France’s winter truce

April marks the beginning of eviction and ends the winter truce. Beginning April 1 the winter truce will come to an end, which means French landlords will have the right to evict tenants and many homeless people will find themselves out on the streets.

Winter truce takes place for five months from November 1st to April 1st in which landlords are not legally allowed to evict tenants for any reason. The truce is meant as a measure to ensure people are not forced to become homeless and sleep on the cold streets during winter.

Beginning April 1st, police can start enforcing eviction notices that have been piling up throughout the winter months. The rules of the truce prevent landlords from cutting off gas and electricity to tenants during this time period however it does not cover those living in buildings considered dangerous.

The law is highly debated, and hundreds marched in Paris against the fact that many people are going to become homeless this week. It is estimated that between 80,000 to 100,000 people across the country could be effected by eviction over coming months.

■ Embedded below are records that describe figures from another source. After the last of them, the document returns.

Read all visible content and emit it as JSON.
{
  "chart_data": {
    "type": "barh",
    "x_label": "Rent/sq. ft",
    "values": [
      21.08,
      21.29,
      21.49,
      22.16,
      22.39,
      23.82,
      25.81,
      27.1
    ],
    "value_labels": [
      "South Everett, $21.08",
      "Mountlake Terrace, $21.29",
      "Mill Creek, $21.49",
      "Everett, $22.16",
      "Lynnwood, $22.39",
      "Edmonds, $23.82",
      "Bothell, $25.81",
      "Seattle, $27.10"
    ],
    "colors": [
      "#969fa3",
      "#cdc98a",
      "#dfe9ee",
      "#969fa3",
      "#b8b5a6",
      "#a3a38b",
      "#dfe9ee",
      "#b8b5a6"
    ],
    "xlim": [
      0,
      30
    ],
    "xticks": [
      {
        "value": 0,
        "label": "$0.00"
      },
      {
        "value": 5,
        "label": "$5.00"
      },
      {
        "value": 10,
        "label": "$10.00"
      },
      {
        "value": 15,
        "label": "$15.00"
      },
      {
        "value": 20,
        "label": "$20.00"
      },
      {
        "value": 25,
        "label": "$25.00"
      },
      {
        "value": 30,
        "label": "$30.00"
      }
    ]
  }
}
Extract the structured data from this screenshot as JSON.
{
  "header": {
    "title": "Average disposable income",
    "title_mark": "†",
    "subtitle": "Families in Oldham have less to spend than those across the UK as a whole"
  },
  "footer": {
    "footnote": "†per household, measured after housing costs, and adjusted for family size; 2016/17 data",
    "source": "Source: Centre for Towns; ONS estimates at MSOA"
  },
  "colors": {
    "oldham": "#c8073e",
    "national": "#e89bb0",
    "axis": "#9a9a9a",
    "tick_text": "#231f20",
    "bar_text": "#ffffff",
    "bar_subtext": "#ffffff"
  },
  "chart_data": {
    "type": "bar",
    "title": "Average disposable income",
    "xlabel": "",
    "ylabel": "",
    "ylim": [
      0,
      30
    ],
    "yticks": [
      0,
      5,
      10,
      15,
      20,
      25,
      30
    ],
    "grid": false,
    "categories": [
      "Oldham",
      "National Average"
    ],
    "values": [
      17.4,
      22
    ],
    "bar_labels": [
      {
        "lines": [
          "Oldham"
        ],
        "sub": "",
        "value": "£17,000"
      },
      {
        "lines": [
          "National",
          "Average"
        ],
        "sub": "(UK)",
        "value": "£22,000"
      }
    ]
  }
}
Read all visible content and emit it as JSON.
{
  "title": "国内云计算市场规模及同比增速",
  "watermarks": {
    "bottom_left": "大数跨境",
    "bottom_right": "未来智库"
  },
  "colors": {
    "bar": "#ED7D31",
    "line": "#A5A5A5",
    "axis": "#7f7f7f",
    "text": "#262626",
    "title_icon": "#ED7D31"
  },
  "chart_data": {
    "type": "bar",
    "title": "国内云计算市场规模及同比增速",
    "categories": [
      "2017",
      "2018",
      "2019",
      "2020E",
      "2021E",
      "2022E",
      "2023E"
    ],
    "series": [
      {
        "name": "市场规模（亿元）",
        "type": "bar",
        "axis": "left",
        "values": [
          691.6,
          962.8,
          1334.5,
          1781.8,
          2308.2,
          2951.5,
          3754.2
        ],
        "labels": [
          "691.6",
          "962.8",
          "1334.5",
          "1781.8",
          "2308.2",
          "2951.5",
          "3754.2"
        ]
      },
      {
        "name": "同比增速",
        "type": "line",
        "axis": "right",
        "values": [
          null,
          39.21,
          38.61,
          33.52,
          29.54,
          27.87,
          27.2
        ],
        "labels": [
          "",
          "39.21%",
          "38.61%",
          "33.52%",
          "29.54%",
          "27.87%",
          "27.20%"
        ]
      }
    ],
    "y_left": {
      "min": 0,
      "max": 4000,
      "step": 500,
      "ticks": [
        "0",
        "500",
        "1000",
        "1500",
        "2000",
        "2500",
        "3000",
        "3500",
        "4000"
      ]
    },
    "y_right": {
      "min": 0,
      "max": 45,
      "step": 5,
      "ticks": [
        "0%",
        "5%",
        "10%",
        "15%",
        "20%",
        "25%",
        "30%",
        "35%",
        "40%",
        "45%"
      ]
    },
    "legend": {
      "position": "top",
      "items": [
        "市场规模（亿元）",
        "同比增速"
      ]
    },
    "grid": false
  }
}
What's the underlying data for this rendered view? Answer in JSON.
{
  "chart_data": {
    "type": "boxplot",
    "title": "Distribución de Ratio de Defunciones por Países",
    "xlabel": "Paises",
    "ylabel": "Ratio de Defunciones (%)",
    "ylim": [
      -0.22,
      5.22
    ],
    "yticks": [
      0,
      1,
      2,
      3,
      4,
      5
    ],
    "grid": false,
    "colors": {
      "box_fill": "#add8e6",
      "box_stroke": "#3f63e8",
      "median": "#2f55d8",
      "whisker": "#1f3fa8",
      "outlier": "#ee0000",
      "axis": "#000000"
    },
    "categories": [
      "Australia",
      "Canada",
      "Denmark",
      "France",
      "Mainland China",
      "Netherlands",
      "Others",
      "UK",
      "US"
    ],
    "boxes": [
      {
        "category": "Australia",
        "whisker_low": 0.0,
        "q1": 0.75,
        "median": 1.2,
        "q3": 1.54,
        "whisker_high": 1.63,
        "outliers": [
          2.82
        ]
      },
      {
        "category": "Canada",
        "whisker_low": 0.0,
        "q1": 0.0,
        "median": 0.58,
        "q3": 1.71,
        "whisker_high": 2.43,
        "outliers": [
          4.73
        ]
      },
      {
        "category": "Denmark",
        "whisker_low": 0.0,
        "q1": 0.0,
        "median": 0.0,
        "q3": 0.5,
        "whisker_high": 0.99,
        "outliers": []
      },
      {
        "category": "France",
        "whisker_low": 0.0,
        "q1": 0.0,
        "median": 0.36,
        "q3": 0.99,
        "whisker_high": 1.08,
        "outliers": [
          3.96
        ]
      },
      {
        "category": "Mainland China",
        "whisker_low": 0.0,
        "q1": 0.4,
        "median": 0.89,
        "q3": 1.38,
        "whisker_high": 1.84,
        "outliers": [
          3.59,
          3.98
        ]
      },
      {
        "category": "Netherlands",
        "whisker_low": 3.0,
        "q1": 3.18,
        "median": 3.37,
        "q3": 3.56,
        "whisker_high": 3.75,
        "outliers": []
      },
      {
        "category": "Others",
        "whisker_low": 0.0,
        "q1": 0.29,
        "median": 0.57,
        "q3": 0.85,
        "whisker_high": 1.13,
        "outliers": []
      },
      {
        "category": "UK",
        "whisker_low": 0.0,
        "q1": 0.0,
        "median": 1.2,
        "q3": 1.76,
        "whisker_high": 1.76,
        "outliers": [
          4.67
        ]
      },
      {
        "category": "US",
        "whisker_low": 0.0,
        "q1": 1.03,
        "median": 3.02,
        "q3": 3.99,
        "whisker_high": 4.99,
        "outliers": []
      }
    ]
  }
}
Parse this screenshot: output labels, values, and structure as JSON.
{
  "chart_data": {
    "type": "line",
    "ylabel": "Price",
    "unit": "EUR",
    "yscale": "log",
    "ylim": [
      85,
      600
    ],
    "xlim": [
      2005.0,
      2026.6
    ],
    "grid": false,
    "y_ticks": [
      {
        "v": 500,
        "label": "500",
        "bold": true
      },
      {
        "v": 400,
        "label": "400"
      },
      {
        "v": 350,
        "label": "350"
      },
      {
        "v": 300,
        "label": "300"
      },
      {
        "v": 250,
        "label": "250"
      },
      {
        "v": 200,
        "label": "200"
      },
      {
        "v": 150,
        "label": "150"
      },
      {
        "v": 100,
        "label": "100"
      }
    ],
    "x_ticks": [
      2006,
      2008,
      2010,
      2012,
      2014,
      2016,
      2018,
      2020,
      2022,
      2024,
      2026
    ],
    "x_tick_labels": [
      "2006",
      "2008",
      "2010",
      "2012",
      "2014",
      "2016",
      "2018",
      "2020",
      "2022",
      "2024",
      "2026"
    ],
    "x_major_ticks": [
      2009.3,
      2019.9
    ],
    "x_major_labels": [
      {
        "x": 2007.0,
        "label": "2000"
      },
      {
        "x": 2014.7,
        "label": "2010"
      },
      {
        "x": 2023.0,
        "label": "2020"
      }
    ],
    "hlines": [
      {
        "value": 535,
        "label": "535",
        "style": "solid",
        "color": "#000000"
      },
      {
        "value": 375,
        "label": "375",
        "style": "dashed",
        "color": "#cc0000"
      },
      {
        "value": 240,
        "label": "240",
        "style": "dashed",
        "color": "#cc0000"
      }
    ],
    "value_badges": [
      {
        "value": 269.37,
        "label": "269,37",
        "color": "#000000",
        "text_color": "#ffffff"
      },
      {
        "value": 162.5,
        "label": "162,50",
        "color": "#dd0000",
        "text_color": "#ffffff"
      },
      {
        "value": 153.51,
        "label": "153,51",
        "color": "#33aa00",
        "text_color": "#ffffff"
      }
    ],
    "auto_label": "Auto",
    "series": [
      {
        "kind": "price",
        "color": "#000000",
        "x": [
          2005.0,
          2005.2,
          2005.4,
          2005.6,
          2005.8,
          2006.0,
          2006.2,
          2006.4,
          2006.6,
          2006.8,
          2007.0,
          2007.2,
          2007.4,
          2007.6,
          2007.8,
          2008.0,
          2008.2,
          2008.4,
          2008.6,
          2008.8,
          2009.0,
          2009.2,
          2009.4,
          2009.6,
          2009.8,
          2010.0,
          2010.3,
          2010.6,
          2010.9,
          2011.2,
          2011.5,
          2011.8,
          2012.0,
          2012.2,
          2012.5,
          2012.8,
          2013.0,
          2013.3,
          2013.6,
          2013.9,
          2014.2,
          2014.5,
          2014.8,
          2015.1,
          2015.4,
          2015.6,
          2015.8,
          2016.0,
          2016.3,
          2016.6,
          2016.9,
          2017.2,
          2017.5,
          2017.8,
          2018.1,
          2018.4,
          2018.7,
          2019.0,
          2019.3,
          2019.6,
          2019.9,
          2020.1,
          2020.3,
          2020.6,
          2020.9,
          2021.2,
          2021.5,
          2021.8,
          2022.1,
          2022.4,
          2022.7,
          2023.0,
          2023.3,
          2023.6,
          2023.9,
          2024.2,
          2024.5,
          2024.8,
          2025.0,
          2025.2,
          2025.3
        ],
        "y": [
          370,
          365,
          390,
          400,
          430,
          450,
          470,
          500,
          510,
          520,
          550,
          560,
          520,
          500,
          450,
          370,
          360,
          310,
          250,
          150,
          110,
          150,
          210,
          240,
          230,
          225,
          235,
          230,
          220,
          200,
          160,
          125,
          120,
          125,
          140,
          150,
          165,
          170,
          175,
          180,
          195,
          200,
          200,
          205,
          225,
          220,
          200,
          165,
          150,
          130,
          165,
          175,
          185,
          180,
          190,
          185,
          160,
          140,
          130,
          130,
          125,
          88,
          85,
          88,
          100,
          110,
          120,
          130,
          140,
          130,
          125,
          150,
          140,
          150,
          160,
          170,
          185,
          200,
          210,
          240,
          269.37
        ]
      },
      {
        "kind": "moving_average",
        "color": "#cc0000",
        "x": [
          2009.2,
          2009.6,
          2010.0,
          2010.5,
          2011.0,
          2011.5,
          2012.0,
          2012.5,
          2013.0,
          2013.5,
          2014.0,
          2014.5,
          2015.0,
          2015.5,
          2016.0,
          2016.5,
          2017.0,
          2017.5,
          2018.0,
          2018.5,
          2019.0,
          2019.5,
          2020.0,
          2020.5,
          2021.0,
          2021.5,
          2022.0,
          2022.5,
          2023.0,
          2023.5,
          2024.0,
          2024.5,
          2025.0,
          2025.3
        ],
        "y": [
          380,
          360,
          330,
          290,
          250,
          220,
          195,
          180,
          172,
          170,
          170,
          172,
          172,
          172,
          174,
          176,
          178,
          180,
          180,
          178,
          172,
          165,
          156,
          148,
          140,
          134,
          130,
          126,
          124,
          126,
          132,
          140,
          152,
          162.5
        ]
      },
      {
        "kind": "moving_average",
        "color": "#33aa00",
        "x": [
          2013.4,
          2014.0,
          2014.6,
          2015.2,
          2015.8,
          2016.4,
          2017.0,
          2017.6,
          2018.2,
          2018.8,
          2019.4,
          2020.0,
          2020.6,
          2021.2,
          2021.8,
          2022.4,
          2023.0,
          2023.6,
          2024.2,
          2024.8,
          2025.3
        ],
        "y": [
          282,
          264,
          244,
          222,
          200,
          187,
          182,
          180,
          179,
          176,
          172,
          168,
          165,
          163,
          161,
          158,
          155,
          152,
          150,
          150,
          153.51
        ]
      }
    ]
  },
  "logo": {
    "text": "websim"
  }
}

In addition, it is not just those who’ve had homes that could soon be evicted but also April 1st is when the state closes many emergency housing for homeless that was set up set up during the winter months. It is estimated the emergency housing closure will affect around 8,000 people.

Critics state the government needs to build more affordable housing so this crisis does not continue at this volume.

Statistics indicate that approximately 115,000 families were subjected to court ordered evictions in 2012, which has increased by 37 percent in the last ten years.